La Commission des affaires européennes a engagé ce travail au moment opportun : le sujet est d'actualité au niveau européen. Il est vrai qu'on en parle depuis plus de quatre-vingts ans, puisque Keynes fut le premier à évoquer cette idée, que Tobin a théorisée pour le marché des changes. La crise l'a ramenée au premier plan, en développant la volonté de lutter contre le trading à haute fréquence, ou les excès des marchés financiers. Je suis allée à Londres, rencontrer les lords, la City, les acteurs économiques et étudier le stamp duty ainsi que la taxe sur le passif des banques ; en Suisse, étudier le droit de timbre d'un pays qui abrite une grande partie des transactions sur le marché des commodities ; et au Luxembourg, pays qui concentre à peu près la moitié de la gestion d'actifs en Europe. Il y a un consensus fort sur le principe d'une taxe, mais plus on approfondit le travail et plus on s'aperçoit que la mise en oeuvre soulève de nombreuses difficultés. Si le principe a été défendu au G20, il n'a pas été possible de rassembler les États membres sur la proposition de la Commission européenne. Cela a été constaté à la fin du mois de juin, et l'on s'est replié sur la procédure de coopération renforcée, entre neuf États membres au moins, rendue possible par le traité de Lisbonne.

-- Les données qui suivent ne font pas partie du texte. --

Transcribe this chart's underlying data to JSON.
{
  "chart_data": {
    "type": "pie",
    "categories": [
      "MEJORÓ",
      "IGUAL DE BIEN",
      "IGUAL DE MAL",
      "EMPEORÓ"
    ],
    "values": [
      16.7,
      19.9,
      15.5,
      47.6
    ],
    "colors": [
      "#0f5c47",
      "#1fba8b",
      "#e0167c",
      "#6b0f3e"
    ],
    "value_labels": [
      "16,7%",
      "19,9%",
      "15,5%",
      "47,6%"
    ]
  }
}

Le conseil « Ecofin » du 22 janvier doit décider d'autoriser ou non cette coopération renforcée. En l'absence de nouvelle proposition de la Commission, le seul texte disponible est son texte initial. L'ensemble des vingt-sept États membres doivent autoriser les onze ou douze Etats qui le souhaitent à mettre en oeuvre cette coopération renforcée : en effet, les Etats peuvent craindre d'être concernés par le dispositif même s'ils n'entrent pas dans la coopération.
Cette coopération s'inscrit dans un contexte nouveau, puisque les deux grandes directives financières sur les infrastructures de marché (EMIR) et sur les marchés d'instruments financiers (MiFID) seront alors vraisemblablement mises en oeuvre. Les opérations de gré à gré ou sur les dérivés seront davantage connues, parce qu'elles auront fait l'objet de déclarations ou qu'elles auront été traitées sur des plateformes structurées : ces flux, que l'on croyait ne pouvoir connaître, seront maîtrisés.
Les sujets majeurs de cette directive, que je vous propose de rendre offensive, afin d'ouvrir le débat, sont la protection de l'épargne : la TTF doit être une contribution du secteur financier et non des épargnants ; la territorialité : dans la proposition actuelle, la simple entrée en relation avec un ressortissant d'un Etat-membre appliquant la TTF suffit à déterminer son application ; et, enfin, l'utilisation des fonds, sur lequel il y a un vrai débat. La commission des affaires européennes a souhaité que celle-ci soit européenne, comme préfiguration d'une contribution propre au budget européen, le rapporteur général se replie sur un abondement des budgets nationaux ; j'avais proposé d'ouvrir à un troisième usage : l'aide Nord-Sud a été l'un des motifs invoqués pour la création de la taxe, et faciliterait sans doute son élargissement à l'échelle mondiale. Une première TTF a été mise en place à l'échelle nationale. Nous pouvons maintenant aller plus loin.